Oliver Goldsmith is one of my favorite writers. In one of his essays he narrates the story of a rich man and the story has a profound impact on my thinking. The story goes something like this: there is this very rich man who has so much wealth that he sets about acquiring several scores of some of the finest diamonds in the world. But his problem is what to do with all those diamonds? So, what the rich man does is to stitch all his diamonds onto his favorite robe which he would then wear every evening and parade up and down the streets.
It was not long before he noticed that a beggar in tatters would follow him as he went about displaying his diamond and keep bowing and saying: “Thank you”. One day the rich man accosted the beggar and asked him: “What do you keep thanking me for?”
“For the pleasure of viewing your diamonds, Sir,” replied the beggar.
“But what is there to thank in this?”
“For taking the heavy responsibility of looking after the diamonds.

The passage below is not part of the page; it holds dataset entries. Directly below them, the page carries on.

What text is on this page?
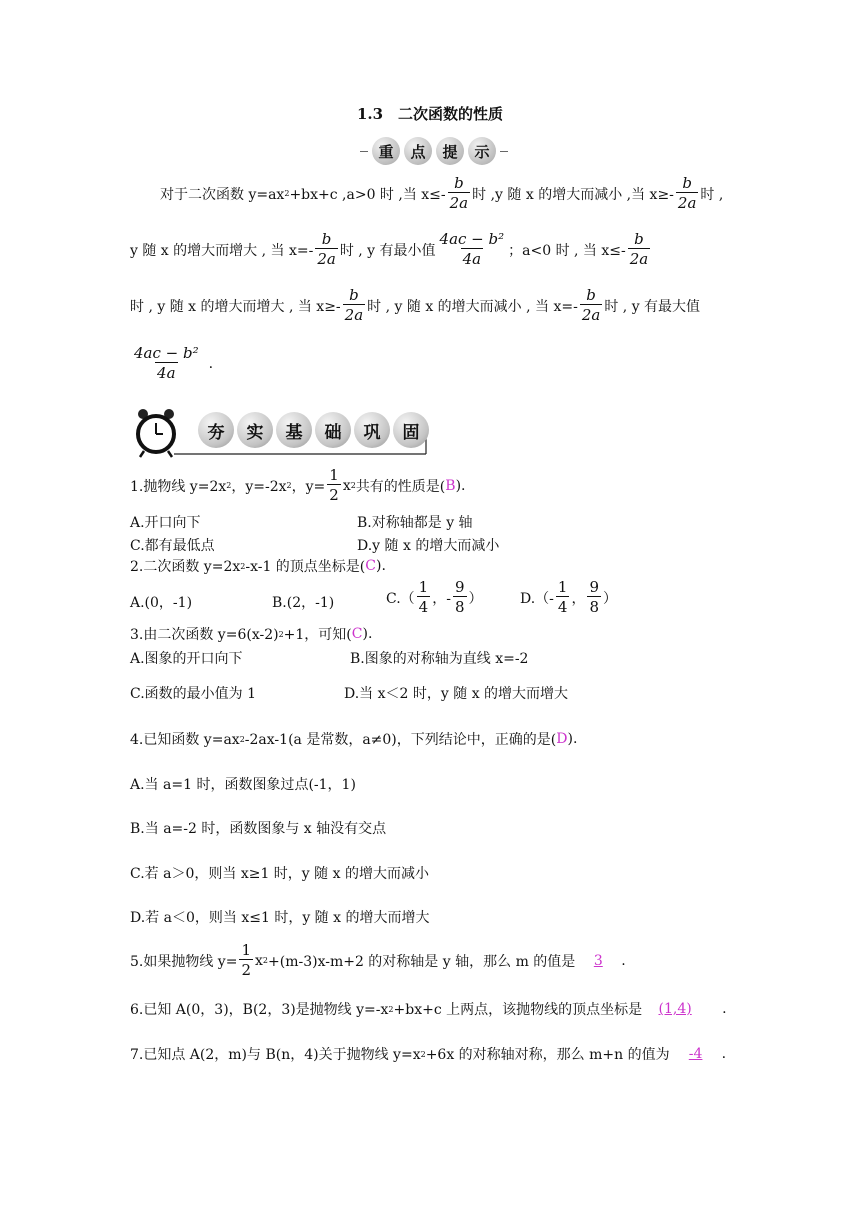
1.3　二次函数的性质
重	点	提	示
对于二次函数 y=ax 2 +bx+c ,a>0 时 ,当 $x\le- \frac{b}{2a}$ 时 ,y 随 x 的增大而减小 ,当 $x\ge- \frac{b}{2a}$ 时 ,
y 随 x 的增大而增大 , 当 $x=- \frac{b}{2a}$ 时 , y 有最小值 $\frac{\text{4ac − b²}}{4a}$ ；a<0 时 , 当 $x\le- \frac{b}{2a}$
时 , y 随 x 的增大而增大 , 当 $x\ge- \frac{b}{2a}$ 时 , y 随 x 的增大而减小 , 当 $x=- \frac{b}{2a}$ 时 , y 有最大值
$\frac{\text{4ac − b²}}{4a}$ .
夯	实	基	础	巩	固
1.抛物线 y=2x 2 ，y=-2x 2 ，$y= \frac{1}{2}$ x 2 共有的性质是( B ).
A.开口向下	B.对称轴都是 y 轴
C.都有最低点	D.y 随 x 的增大而减小
2.二次函数 y=2x 2 -x-1 的顶点坐标是( C ).
A.(0，-1)	B.(2，-1)	$C.( \frac{1}{4}$ ，- $\frac{9}{8}$ ）	$D.(- \frac{1}{4}$ ， $\frac{9}{8}$ ）
3.由二次函数 y=6(x-2) 2 +1，可知( C ).
A.图象的开口向下	B.图象的对称轴为直线 x=-2
C.函数的最小值为 1	D.当 x＜2 时，y 随 x 的增大而增大
4.已知函数 y=ax 2 -2ax-1(a 是常数，a≠0)，下列结论中，正确的是( D ).
A.当 a=1 时，函数图象过点(-1，1)
B.当 a=-2 时，函数图象与 x 轴没有交点
C.若 a＞0，则当 x≥1 时，y 随 x 的增大而减小
D.若 a＜0，则当 x≤1 时，y 随 x 的增大而增大
5.如果抛物线 $y= \frac{1}{2}$ x 2 +(m-3)x-m+2 的对称轴是 y 轴，那么 m 的值是	3	.
6.已知 A(0，3)，B(2，3)是抛物线 y=-x 2 +bx+c 上两点，该抛物线的顶点坐标是	(1,4)	.
7.已知点 A(2，m)与 B(n，4)关于抛物线 y=x 2 +6x 的对称轴对称，那么 m+n 的值为	-4	.
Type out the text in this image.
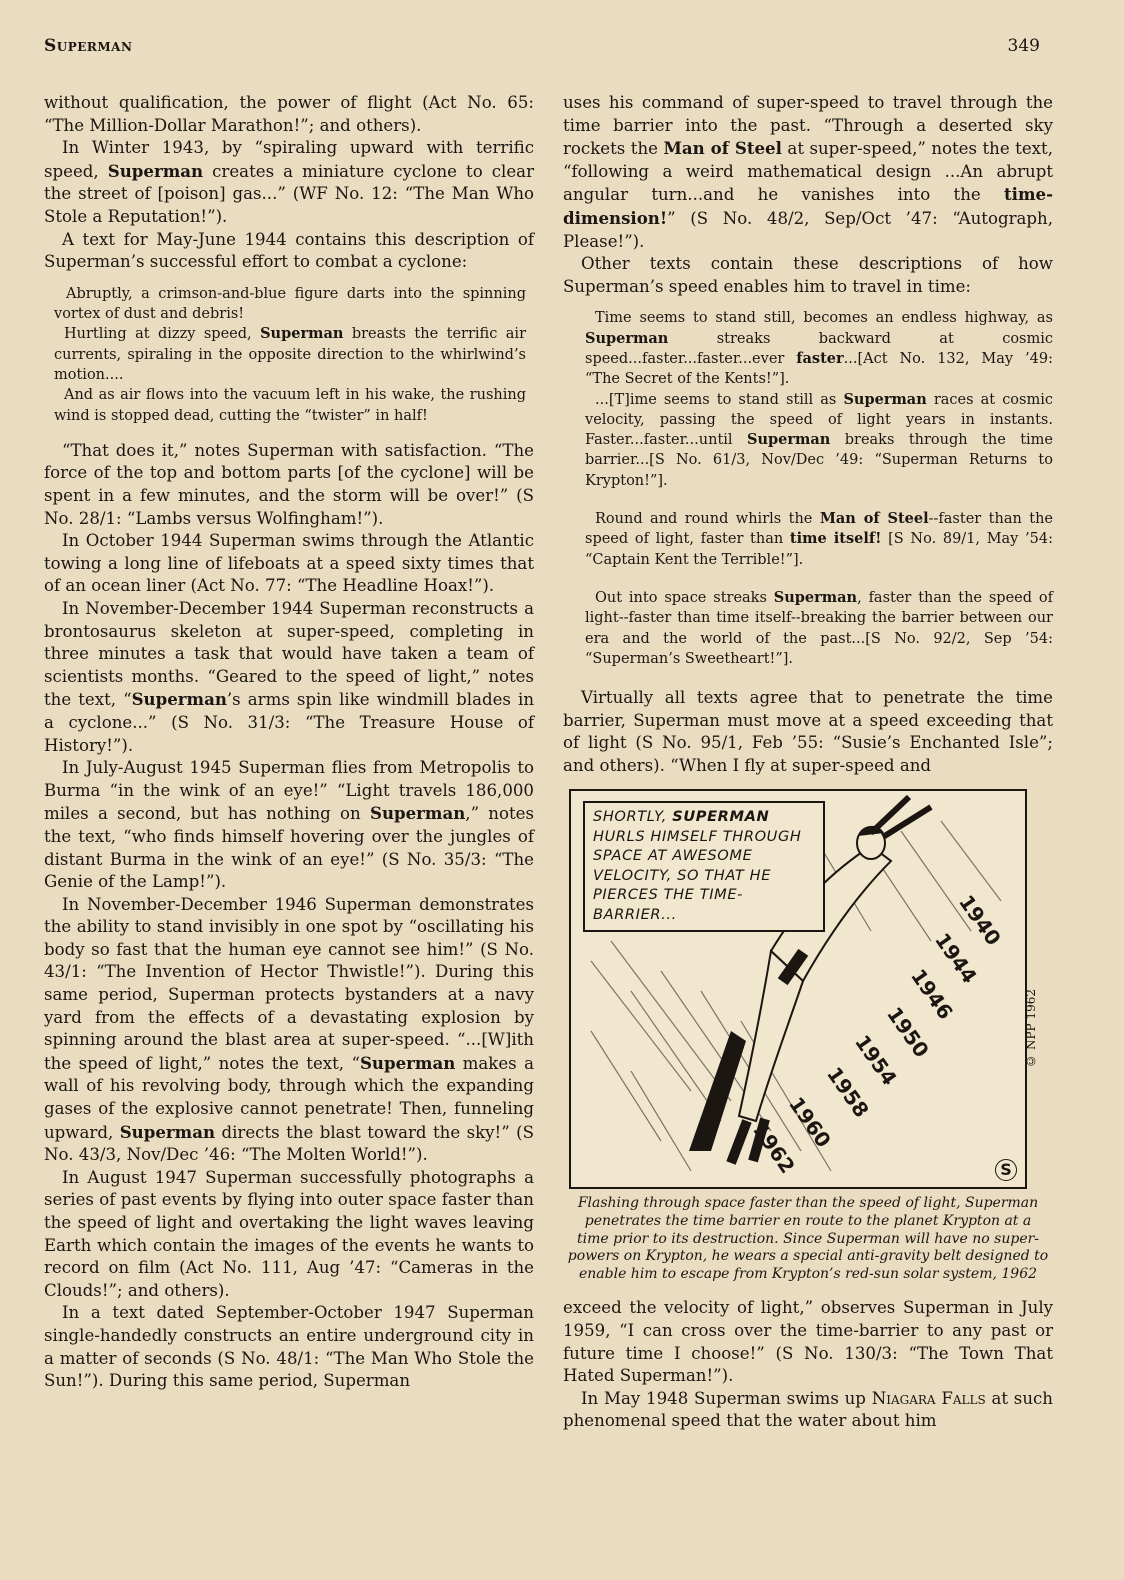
Superman	349

without qualification, the power of flight (Act No. 65: “The Million-Dollar Marathon!”; and others).

In Winter 1943, by “spiraling upward with terrific speed, Superman creates a miniature cyclone to clear the street of [poison] gas...” (WF No. 12: “The Man Who Stole a Reputation!”).

A text for May-June 1944 contains this description of Superman’s successful effort to combat a cyclone:

Abruptly, a crimson-and-blue figure darts into the spinning vortex of dust and debris!

Hurtling at dizzy speed, Superman breasts the terrific air currents, spiraling in the opposite direction to the whirlwind’s motion....

And as air flows into the vacuum left in his wake, the rushing wind is stopped dead, cutting the “twister” in half!

“That does it,” notes Superman with satisfaction. “The force of the top and bottom parts [of the cyclone] will be spent in a few minutes, and the storm will be over!” (S No. 28/1: “Lambs versus Wolfingham!”).

In October 1944 Superman swims through the Atlantic towing a long line of lifeboats at a speed sixty times that of an ocean liner (Act No. 77: “The Headline Hoax!”).

In November-December 1944 Superman reconstructs a brontosaurus skeleton at super-speed, completing in three minutes a task that would have taken a team of scientists months. “Geared to the speed of light,” notes the text, “Superman’s arms spin like windmill blades in a cyclone...” (S No. 31/3: “The Treasure House of History!”).

In July-August 1945 Superman flies from Metropolis to Burma “in the wink of an eye!” “Light travels 186,000 miles a second, but has nothing on Superman,” notes the text, “who finds himself hovering over the jungles of distant Burma in the wink of an eye!” (S No. 35/3: “The Genie of the Lamp!”).

In November-December 1946 Superman demonstrates the ability to stand invisibly in one spot by “oscillating his body so fast that the human eye cannot see him!” (S No. 43/1: “The Invention of Hector Thwistle!”). During this same period, Superman protects bystanders at a navy yard from the effects of a devastating explosion by spinning around the blast area at super-speed. “...[W]ith the speed of light,” notes the text, “Superman makes a wall of his revolving body, through which the expanding gases of the explosive cannot penetrate! Then, funneling upward, Superman directs the blast toward the sky!” (S No. 43/3, Nov/Dec ’46: “The Molten World!”).

In August 1947 Superman successfully photographs a series of past events by flying into outer space faster than the speed of light and overtaking the light waves leaving Earth which contain the images of the events he wants to record on film (Act No. 111, Aug ’47: “Cameras in the Clouds!”; and others).

In a text dated September-October 1947 Superman single-handedly constructs an entire underground city in a matter of seconds (S No. 48/1: “The Man Who Stole the Sun!”). During this same period, Superman

uses his command of super-speed to travel through the time barrier into the past. “Through a deserted sky rockets the Man of Steel at super-speed,” notes the text, “following a weird mathematical design ...An abrupt angular turn...and he vanishes into the time-dimension!” (S No. 48/2, Sep/Oct ’47: “Autograph, Please!”).

Other texts contain these descriptions of how Superman’s speed enables him to travel in time:

Time seems to stand still, becomes an endless highway, as Superman streaks backward at cosmic speed...faster...faster...ever faster...[Act No. 132, May ’49: “The Secret of the Kents!”].

...[T]ime seems to stand still as Superman races at cosmic velocity, passing the speed of light years in instants. Faster...faster...until Superman breaks through the time barrier...[S No. 61/3, Nov/Dec ’49: “Superman Returns to Krypton!”].

Round and round whirls the Man of Steel--faster than the speed of light, faster than time itself! [S No. 89/1, May ’54: “Captain Kent the Terrible!”].

Out into space streaks Superman, faster than the speed of light--faster than time itself--breaking the barrier between our era and the world of the past...[S No. 92/2, Sep ’54: “Superman’s Sweetheart!”].

Virtually all texts agree that to penetrate the time barrier, Superman must move at a speed exceeding that of light (S No. 95/1, Feb ’55: “Susie’s Enchanted Isle”; and others). “When I fly at super-speed and

SHORTLY, SUPERMAN HURLS HIMSELF THROUGH SPACE AT AWESOME VELOCITY, SO THAT HE PIERCES THE TIME-BARRIER...	1940
1944
1946
1950
1954
1958
1960
1962	S
© NPP 1962

Flashing through space faster than the speed of light, Superman penetrates the time barrier en route to the planet Krypton at a time prior to its destruction. Since Superman will have no super-powers on Krypton, he wears a special anti-gravity belt designed to enable him to escape from Krypton’s red-sun solar system, 1962

exceed the velocity of light,” observes Superman in July 1959, “I can cross over the time-barrier to any past or future time I choose!” (S No. 130/3: “The Town That Hated Superman!”).

In May 1948 Superman swims up Niagara Falls at such phenomenal speed that the water about him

After all Sir, you can do no better than what I am doing. That is, to view them. But the headache of looking after them is yours and not mine. That is why I thank you.”
There lies the great secret of happiness: If you want health, wealth and happiness all you have to do is to stop wasting your time trying to impress others. Happiness will be yours if you are not burdened with the stress and tension of trying to do things, buy things and conduct yourself in order to gain the approval of others. In short, it means opting out of the Big Rat Race and running your own race, on your own rules and regulations.
Wealth will be yours because of the direct correlation between the absence of any desire to impress others and one's bank balance. In India (I do not know much about Yemen) we spend astronomical amount of money for conducting marriages, often landing ourselves into debt or worse, in order to impress people of our supposed capacity to spend. How much richer our families would be if they went ahead and simply did what marriages are supposed to do which is to unite a man and a woman into the sacred matrimonial bond.
Happiness is achieved when one is pervaded with a deep sense of contentment and security that automatically flow from the knowledge that the main purpose of life is to enjoy life fruitfully and not to spend one's time, energy and money in impressing others.
How easily dazzled and deceived we are by eloquence, high honors, fancy possessions, expensive things or a suave demeanor. Let us not make the mistake of assuming that celebrities, public figures and the wealthy are necessarily happy. To do so is to be bewildered by appearances and will only make us doubt about ourselves.
Happiness is independent of external conditions. We need to practice indifference to external conditions as happiness can only be found within. Don't long for others to see you as sophisticated, unique or wise. In fact be suspicious if you appear to others as someone special. Be on your guard against a false sense of self-importance.
Don't bother by such concerns s “People don't think well of me”, “I am nobody”': You are not responsible for what others think of you. What real difference does it make to your character and well being if you have a powerful position or get invited to fancy parties? None at all. So, how is there any discredit in not being a power broker or a celebrity? And why should you worry about being a nobody when what matters is being a somebody in those areas of your life over which you have control and in which you can make a real difference?
Goldsmith's story of the rich man is an eye opener which explains the fact that if you really want peace of mind and happiness in life, in your endeavors, forgo self-importance.